Beasts of the Southern Wild

I've been thinking a lot about films, since I just returned from Austin and South by Southwest. I found this review I wrote for the Arkansas Times about Beasts of the Southern Wild after it screened at the Little Rock Film Festival last spring. Thought I would post it here.

The award-winning darling of both Sundance and Cannes, "Beasts of the Southern Wild," is a dense, ambitious epic, set in a swampy downtrodden utopia known as The Bathtub and starring 6-year-old Quvenzhane "Nazie" Wallis as Hushpuppy, a half-feral bayou child. She's confident, intuitive and absolutely convincing. The other standout is the art direction, which manages superb tasks on a budget of under $2 million (some of which is a grant from the Sundance Institute).

A stand-in for the Choctaw-Cajun town of Isle de Jean Charles, fast-eroding into the Gulf, the Ninth Ward, and other invisible, institutionally-disenfranchised communities, The Bathtub is populated by crocodiles, overgrown fish, goats, chickens, mutts, drunks, a shaman and children. Everyone lives on his or her own terms. Freedom is what matters, tiny things are marvelous, and life is rowdy. But beyond The Bathtub there's global warming and rising sea levels, and as Hushpuppy repeatedly reminds us, the whole universe is connected.

A legendary storm comes. It kills the animals, and The Bathtub is underwater. Afterwards, those who didn't leave for life beyond the levee (where fish are trapped in plastic and babies are trapped in carriages) must live together in boats and a floating schoolhouse shack. They must learn to survive — especially Hushpuppy, because her mama ran off and her daddy is dying of some mysterious blood ailment.

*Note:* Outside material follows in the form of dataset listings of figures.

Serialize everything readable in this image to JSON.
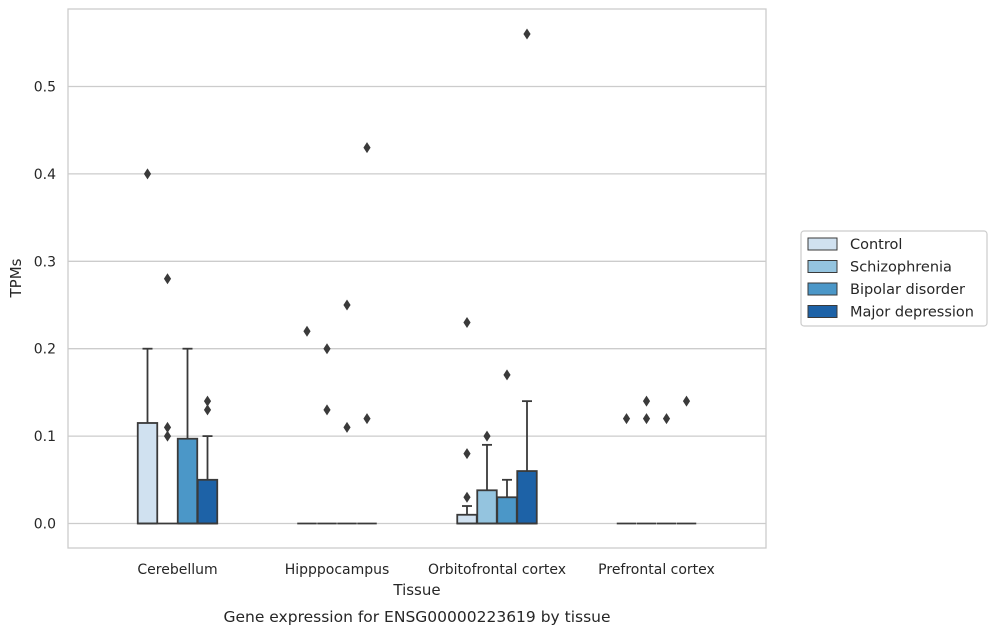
{
  "caption": "Gene expression for ENSG00000223619 by tissue",
  "legend_colors": [
    "#d0e1f0",
    "#94c4df",
    "#4b97c8",
    "#1d62a7"
  ],
  "chart_data": {
    "type": "box",
    "xlabel": "Tissue",
    "ylabel": "TPMs",
    "categories": [
      "Cerebellum",
      "Hipppocampus",
      "Orbitofrontal cortex",
      "Prefrontal cortex"
    ],
    "ylim": [
      -0.028,
      0.588
    ],
    "yticks": [
      "0.0",
      "0.1",
      "0.2",
      "0.3",
      "0.4",
      "0.5"
    ],
    "grid": "horizontal",
    "legend_position": "right",
    "series": [
      {
        "name": "Control",
        "boxes": [
          {
            "q1": 0.0,
            "median": 0.0,
            "q3": 0.115,
            "whisker_low": 0.0,
            "whisker_high": 0.2,
            "outliers": [
              0.4
            ]
          },
          {
            "q1": 0.0,
            "median": 0.0,
            "q3": 0.0,
            "whisker_low": 0.0,
            "whisker_high": 0.0,
            "outliers": [
              0.22
            ]
          },
          {
            "q1": 0.0,
            "median": 0.0,
            "q3": 0.01,
            "whisker_low": 0.0,
            "whisker_high": 0.02,
            "outliers": [
              0.23,
              0.08,
              0.03
            ]
          },
          {
            "q1": 0.0,
            "median": 0.0,
            "q3": 0.0,
            "whisker_low": 0.0,
            "whisker_high": 0.0,
            "outliers": [
              0.12
            ]
          }
        ]
      },
      {
        "name": "Schizophrenia",
        "boxes": [
          {
            "q1": 0.0,
            "median": 0.0,
            "q3": 0.0,
            "whisker_low": 0.0,
            "whisker_high": 0.0,
            "outliers": [
              0.28,
              0.11,
              0.1
            ]
          },
          {
            "q1": 0.0,
            "median": 0.0,
            "q3": 0.0,
            "whisker_low": 0.0,
            "whisker_high": 0.0,
            "outliers": [
              0.2,
              0.13
            ]
          },
          {
            "q1": 0.0,
            "median": 0.0,
            "q3": 0.038,
            "whisker_low": 0.0,
            "whisker_high": 0.09,
            "outliers": [
              0.1
            ]
          },
          {
            "q1": 0.0,
            "median": 0.0,
            "q3": 0.0,
            "whisker_low": 0.0,
            "whisker_high": 0.0,
            "outliers": [
              0.14,
              0.12
            ]
          }
        ]
      },
      {
        "name": "Bipolar disorder",
        "boxes": [
          {
            "q1": 0.0,
            "median": 0.0,
            "q3": 0.097,
            "whisker_low": 0.0,
            "whisker_high": 0.2,
            "outliers": []
          },
          {
            "q1": 0.0,
            "median": 0.0,
            "q3": 0.0,
            "whisker_low": 0.0,
            "whisker_high": 0.0,
            "outliers": [
              0.25,
              0.11
            ]
          },
          {
            "q1": 0.0,
            "median": 0.0,
            "q3": 0.03,
            "whisker_low": 0.0,
            "whisker_high": 0.05,
            "outliers": [
              0.17
            ]
          },
          {
            "q1": 0.0,
            "median": 0.0,
            "q3": 0.0,
            "whisker_low": 0.0,
            "whisker_high": 0.0,
            "outliers": [
              0.12
            ]
          }
        ]
      },
      {
        "name": "Major depression",
        "boxes": [
          {
            "q1": 0.0,
            "median": 0.0,
            "q3": 0.05,
            "whisker_low": 0.0,
            "whisker_high": 0.1,
            "outliers": [
              0.14,
              0.13
            ]
          },
          {
            "q1": 0.0,
            "median": 0.0,
            "q3": 0.0,
            "whisker_low": 0.0,
            "whisker_high": 0.0,
            "outliers": [
              0.43,
              0.12
            ]
          },
          {
            "q1": 0.0,
            "median": 0.0,
            "q3": 0.06,
            "whisker_low": 0.0,
            "whisker_high": 0.14,
            "outliers": [
              0.56
            ]
          },
          {
            "q1": 0.0,
            "median": 0.0,
            "q3": 0.0,
            "whisker_low": 0.0,
            "whisker_high": 0.0,
            "outliers": [
              0.14
            ]
          }
        ]
      }
    ]
  }
}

Many films celebrate or portray life on the fringes, but this film pushes those fringes to mythical proportions. These people are utterly isolated, and yet, they are never alone. They have the whole universe. They have universes within the universe. They have their own boho-refuse Mardi Gras whenever they feel like it. They have occasional contact with other fringe-dwellers, in fantastic places such as floating saloons, where a goddess-cum-waitress, who might just be your long-lost mama, fries up the best alligator you ever tasted and then dances with you all night long. They have fireworks and arm-wrestling and, always, plenty of beer and moonshine. It's eerie and gorgeous. It's the squatters' New Orleans, the pirated, hobo underbelly of the tourist city. It's prehistoric art on cardboard caves and made-for-TV Viking lore. Like the best fairy tales, "Beasts of the Southern Wild" is both familiar and disconcerting.

The film takes effort to absorb. Its strength is in impressions, but these impressions are layered, and the scenes are laden with archetype and narrative. Combined with the emotional score, it all becomes a poetic wash, catapulting your psyche in a hundred unbidden directions at once and dredging up "everything that made me," to quote Hushpuppy. This is what I most appreciated about the film, but it's also what I found problematic. At times, it all seemed self-conscious. Sometimes you're more aware of the artiness, craft and ambition than you are engaged by the characters and their lives.